Анна подала ей объявление и объяснила, что желала бы занять предлагаемое место.

— Что же, это отлично! — сказала Татьяна Алексеевна с худо скрываемым удовольствием. — Конечно, брать место по газетному объявлению, без всякой рекомендации, несколько рискованно — но что же делать? Мне неудобно искать тебе места у кого-нибудь из знакомых, да к тому же твой бедный отец дал тебе такое странное воспитание, не по средствам, что тебе трудно будет найти себе занятие.

Анна, не медля ни минуты, оделась и отправилась по указанному адресу. Тетка не сказала ей, как говорила прежде, что молодой девушке нельзя ходить одной по улице: это могло быть неприлично для племянницы Миртовых, но, конечно, не для простой компаньонки.

Богатая обстановка того дома, куда пришлось идти молодой девушке, нисколько не смутила ее. Лакей, отворивший ей дверь, принял ее по наряду за знакомую своих господ и вежливо помог ей снять пальто. Но когда она спросила: «Здесь требуется компаньонка?» — тон его изменился.

— Здесь-то здесь, — недовольным голосом отвечал он, — да, может, уж взяли: много их перебывало с утра-то. Пожалуй, войдите: я спрошу у барыни.

Анне пришлось с добрых полчаса прождать в приемной, пока к ней вышла «барыня», высокая, полная особа, одетая богато и смотревшая очень важно. Она слегка поклонилась молодой девушке, пристально оглядела ее с ног до головы и спросила небрежно:

— Вы ищете место компаньонки? А где вы жили прежде? Есть у вас рекомендация?

— Я еще никогда не жила на месте, — отвечала Анна, и густой румянец покрыл щеки ее. — Но я могу ходить за больными, я ухаживала за своим больным отцом.

— О, это большая разница! Не знаю, решимся ли мы взять такую молодую, неопытную особу. Вы читать умеете?

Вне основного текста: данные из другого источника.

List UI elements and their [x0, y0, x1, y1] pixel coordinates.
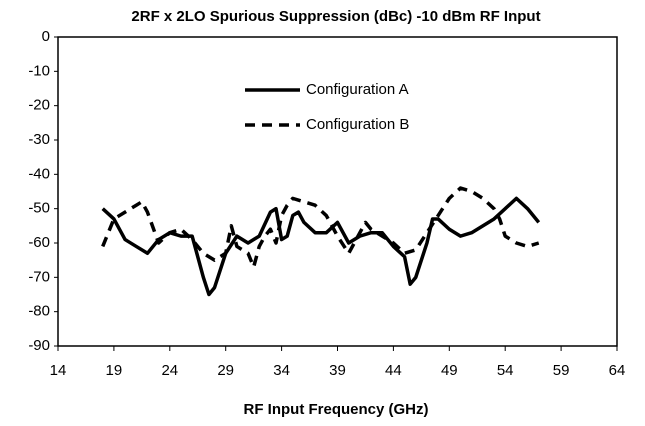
legend-label: Configuration B [306, 116, 409, 133]
y-tick-label: -90 [28, 337, 50, 354]
x-tick-label: 49 [441, 362, 458, 379]
x-tick-label: 19 [106, 362, 123, 379]
x-tick-label: 44 [385, 362, 402, 379]
y-tick-label: -40 [28, 165, 50, 182]
series-line [101, 196, 541, 297]
x-tick-label: 34 [273, 362, 290, 379]
x-tick-label: 29 [217, 362, 234, 379]
legend-label: Configuration A [306, 81, 409, 98]
x-tick-label: 59 [553, 362, 570, 379]
series-line [101, 186, 540, 269]
y-tick-label: -80 [28, 303, 50, 320]
x-tick-label: 64 [609, 362, 626, 379]
y-tick-label: -20 [28, 97, 50, 114]
x-tick-label: 54 [497, 362, 514, 379]
x-tick-label: 24 [161, 362, 178, 379]
y-tick-label: -10 [28, 62, 50, 79]
y-tick-label: -30 [28, 131, 50, 148]
y-tick-label: -70 [28, 268, 50, 285]
x-axis-label: RF Input Frequency (GHz) [244, 401, 429, 418]
x-tick-label: 39 [329, 362, 346, 379]
x-tick-label: 14 [50, 362, 67, 379]
y-tick-label: -60 [28, 234, 50, 251]
y-tick-label: -50 [28, 200, 50, 217]
chart-title: 2RF x 2LO Spurious Suppression (dBc) -10… [131, 8, 540, 25]
y-tick-label: 0 [42, 28, 50, 45]
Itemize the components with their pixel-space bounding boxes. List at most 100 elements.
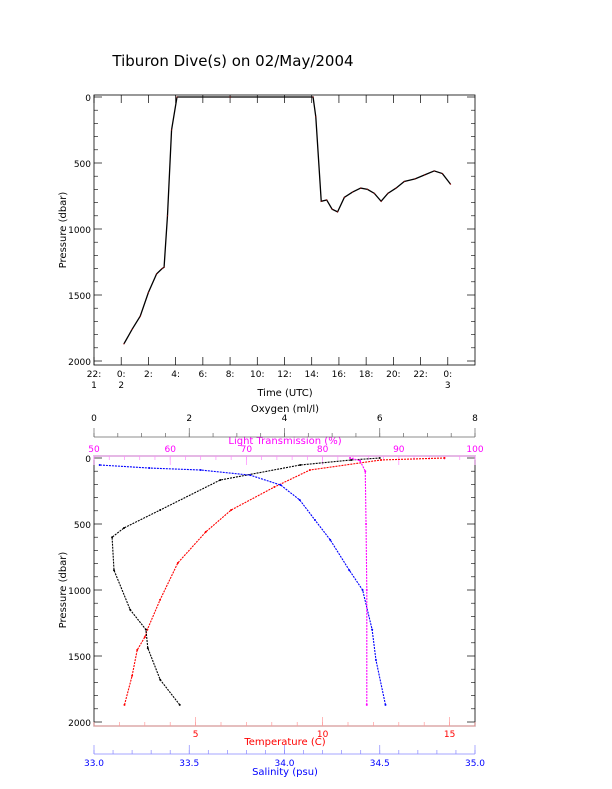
top-y-tick-label: 1000 <box>68 226 91 236</box>
dive-pressure-point <box>170 129 173 131</box>
salinity-tick-label: 33.5 <box>179 759 199 769</box>
oxygen-profile-point <box>129 608 132 611</box>
oxygen-profile-point <box>146 647 149 650</box>
oxygen-profile-point <box>123 526 126 529</box>
salinity-profile-point <box>279 484 282 487</box>
temperature-profile-point <box>443 457 446 459</box>
transmission-tick-label: 100 <box>466 445 483 455</box>
top-x-tick-day: 3 <box>445 381 451 391</box>
transmission-tick-label: 80 <box>317 445 329 455</box>
temperature-profile-point <box>230 509 233 512</box>
temperature-profile-point <box>131 674 134 677</box>
dive-pressure-point <box>414 178 416 180</box>
dive-pressure-point <box>449 183 452 185</box>
salinity-profile-point <box>148 467 151 470</box>
salinity-profile-point <box>361 589 364 591</box>
salinity-profile-point <box>313 519 316 522</box>
top-x-tick-label: 0: <box>117 370 126 380</box>
dive-pressure-point <box>373 192 375 194</box>
bottom-y-axis-label: Pressure (dbar) <box>58 552 69 629</box>
dive-pressure-point <box>155 273 158 275</box>
temperature-tick-label: 5 <box>193 730 199 740</box>
top-y-tick-label: 0 <box>85 94 91 104</box>
temperature-profile-point <box>273 486 276 489</box>
top-x-tick-label: 6: <box>198 370 207 380</box>
dive-pressure-point <box>331 208 333 210</box>
oxygen-profile-point <box>378 457 381 459</box>
transmission-tick-label: 70 <box>241 445 253 455</box>
top-y-tick-label: 2000 <box>68 358 91 368</box>
top-x-tick-label: 12: <box>277 370 291 380</box>
salinity-profile-point <box>199 469 202 472</box>
salinity-tick-label: 35.0 <box>465 759 485 769</box>
dive-pressure-point <box>147 291 150 293</box>
temperature-profile-point <box>176 561 179 564</box>
top-x-axis-label: Time (UTC) <box>256 388 312 399</box>
top-plot-frame <box>93 94 476 366</box>
transmission-tick-label: 50 <box>88 445 100 455</box>
top-x-tick-label: 4: <box>171 370 180 380</box>
dive-pressure-point <box>176 96 178 98</box>
oxygen-axis-label: Oxygen (ml/l) <box>251 404 319 415</box>
salinity-tick-label: 33.0 <box>84 759 104 769</box>
top-x-tick-label: 14: <box>304 370 318 380</box>
temperature-profile-point <box>146 628 149 631</box>
dive-pressure-point <box>166 215 169 217</box>
dive-pressure-point <box>123 343 125 345</box>
salinity-profile-point <box>329 538 332 541</box>
light-transmission-profile-point <box>358 459 361 462</box>
bottom-y-tick-label: 1000 <box>68 587 91 597</box>
oxygen-profile-point <box>178 703 181 706</box>
temperature-tick-label: 15 <box>444 730 455 740</box>
oxygen-tick-label: 8 <box>472 414 478 424</box>
transmission-tick-label: 90 <box>393 445 405 455</box>
transmission-tick-label: 60 <box>164 445 176 455</box>
oxygen-tick-label: 0 <box>91 414 97 424</box>
salinity-profile-point <box>98 463 101 466</box>
temperature-profile-point <box>136 649 139 652</box>
salinity-tick-label: 34.5 <box>370 759 390 769</box>
transmission-axis-label: Light Transmission (%) <box>228 436 341 447</box>
temperature-profile-point <box>308 469 311 472</box>
dive-pressure-point <box>343 196 345 198</box>
top-y-tick-label: 1500 <box>68 292 91 302</box>
top-x-tick-label: 22: <box>413 370 427 380</box>
top-x-tick-label: 22: <box>87 370 101 380</box>
oxygen-tick-label: 4 <box>282 414 288 424</box>
dive-pressure-point <box>336 211 339 213</box>
temperature-profile-line <box>123 457 445 705</box>
top-x-tick-label: 0: <box>443 370 452 380</box>
salinity-profile-point <box>384 703 387 706</box>
oxygen-profile-point <box>113 569 116 572</box>
dive-pressure-point <box>403 180 405 183</box>
dive-pressure-point <box>433 170 435 172</box>
temperature-profile-point <box>204 530 207 533</box>
oxygen-profile-point <box>350 458 353 461</box>
dive-pressure-point <box>441 172 443 175</box>
dive-pressure-point <box>424 174 426 176</box>
chart-title: Tiburon Dive(s) on 02/May/2004 <box>111 52 353 70</box>
dive-pressure-point <box>387 192 389 194</box>
dive-pressure-point <box>163 266 165 268</box>
dive-pressure-point <box>380 200 382 202</box>
light-transmission-profile-line <box>349 457 368 705</box>
oxygen-profile-point <box>159 678 162 681</box>
oxygen-profile-point <box>159 509 162 512</box>
top-y-axis-label: Pressure (dbar) <box>58 192 69 269</box>
top-x-tick-label: 10: <box>250 370 264 380</box>
oxygen-profile-point <box>219 479 222 482</box>
salinity-profile-point <box>249 474 252 477</box>
top-x-tick-label: 20: <box>386 370 400 380</box>
oxygen-tick-label: 6 <box>377 414 383 424</box>
top-x-tick-day: 2 <box>118 381 124 391</box>
dive-pressure-point <box>315 116 317 118</box>
oxygen-profile-point <box>144 628 147 631</box>
salinity-tick-label: 34.0 <box>274 759 294 769</box>
top-x-tick-day: 1 <box>91 381 97 391</box>
light-transmission-profile-point <box>365 703 368 706</box>
dive-pressure-point <box>366 188 369 190</box>
dive-pressure-point <box>320 200 322 202</box>
dive-pressure-point <box>312 96 314 98</box>
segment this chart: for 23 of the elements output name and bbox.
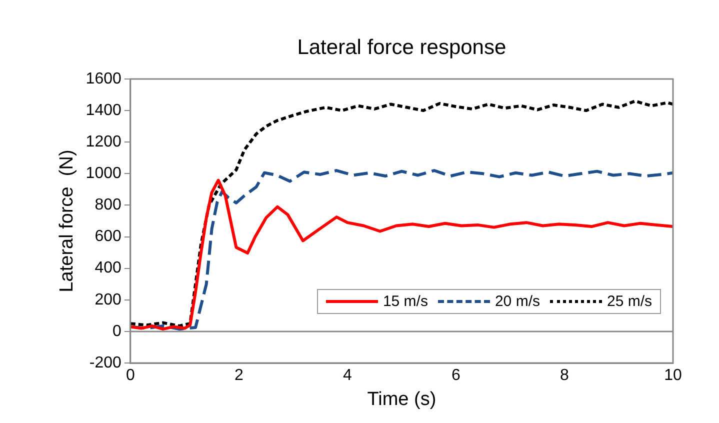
y-tick-label: 600	[94, 228, 122, 246]
y-tick-label: 1600	[86, 70, 122, 88]
y-tick-label: 1000	[86, 165, 122, 182]
x-tick-label: 0	[126, 367, 135, 384]
x-tick-label: 4	[342, 367, 352, 384]
y-tick-label: 800	[94, 196, 122, 214]
y-tick-label: 0	[112, 322, 122, 340]
x-tick-label: 6	[452, 367, 461, 384]
x-tick-label: 10	[664, 367, 682, 384]
x-tick-label: 2	[234, 367, 244, 384]
y-tick-label: 1400	[86, 102, 122, 119]
y-axis-title: Lateral force (N)	[56, 150, 78, 292]
y-tick-label: -200	[89, 354, 122, 372]
y-tick-label: 1200	[86, 134, 122, 151]
chart-title: Lateral force response	[296, 36, 508, 60]
y-tick-label: 400	[94, 260, 122, 277]
legend-label: 20 m/s	[494, 293, 540, 310]
x-axis-title: Time (s)	[367, 388, 436, 410]
y-tick-label: 200	[94, 291, 122, 308]
x-tick-label: 8	[560, 367, 570, 384]
line-series	[130, 100, 673, 328]
legend-label: 25 m/s	[606, 293, 652, 310]
legend-label: 15 m/s	[382, 293, 428, 310]
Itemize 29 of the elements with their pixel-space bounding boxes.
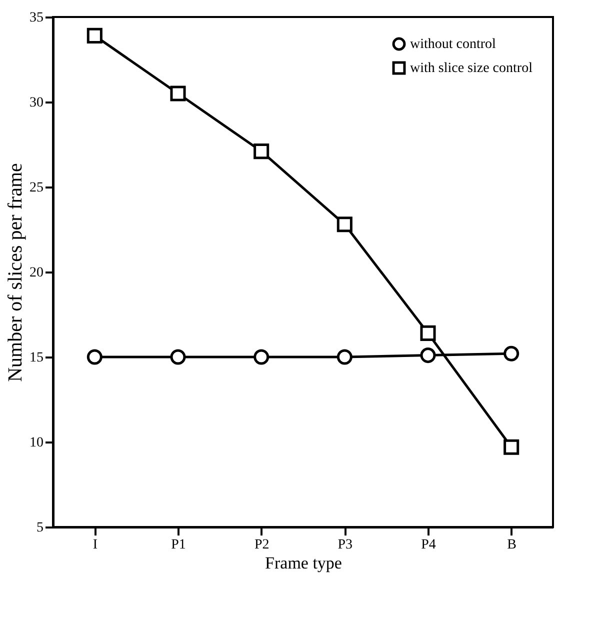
y-axis-title: Number of slices per frame	[4, 162, 26, 382]
point	[504, 439, 520, 455]
y-tick-label: 20	[30, 266, 44, 280]
point	[170, 86, 186, 102]
x-tick-label: P1	[171, 538, 186, 552]
legend-label: without control	[410, 37, 496, 52]
x-tick-label: P3	[338, 538, 353, 552]
y-tick-label: 5	[36, 520, 44, 536]
x-tick-label: P2	[254, 538, 270, 552]
y-tick-label: 30	[30, 96, 44, 110]
point	[254, 144, 270, 160]
point	[86, 28, 102, 44]
y-tick-label: 10	[30, 436, 44, 450]
y-tick-label: 25	[30, 180, 44, 196]
point	[336, 216, 352, 232]
point	[170, 349, 186, 365]
point	[504, 346, 520, 362]
x-tick-label: B	[507, 538, 517, 552]
y-tick-label: 15	[30, 350, 44, 366]
x-tick-label: P4	[421, 538, 436, 552]
point	[420, 325, 436, 341]
y-tick-label: 35	[30, 10, 44, 26]
x-axis-title: Frame type	[265, 554, 342, 572]
point	[86, 349, 102, 365]
x-tick-label: I	[92, 538, 98, 552]
legend-label: with slice size control	[410, 61, 533, 76]
point	[420, 348, 436, 364]
point	[254, 349, 270, 365]
point	[336, 349, 352, 365]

— Да, умею: по-русски, по-французски, по-английски.

— И музыку знаете?

— Немного.

— Гм… Мы ищем особу, которая оставалась бы постоянно при больной матери моего мужа. Она уже преклонных лет, нужно ее развлекать, с ней выезжать, читать ей, давать ей лекарства, часто и ночи проводить около нее, когда ей нездоровится.

— Я к этому привыкла.

— Жалованье мы даем небольшое — пятнадцать рублей в месяц. Впрочем, вам не на что будет и тратить его. Одеваться вы должны просто. — Снова оглядела девушку с ног до головы и, видимо, осталась недовольна ее изящным костюмом. — Я не терплю нарядной прислуги. Обедать вам придется в своей комнате, и вообще вы должны понимать, что компаньонка занимает в доме положение подвластное. Если вы никогда не жили на местах, вам, может быть, трудно будет привыкнуть к этому?

— Я постараюсь, — проговорила Анна, глотая слезы.

— Я вас проведу к маменьке: может быть, вы ей понравитесь, тогда попробуйте; мы люди не злые; если вы будете хорошо исполнять свою обязанность, вам будет у нас хорошо. Пойдемте.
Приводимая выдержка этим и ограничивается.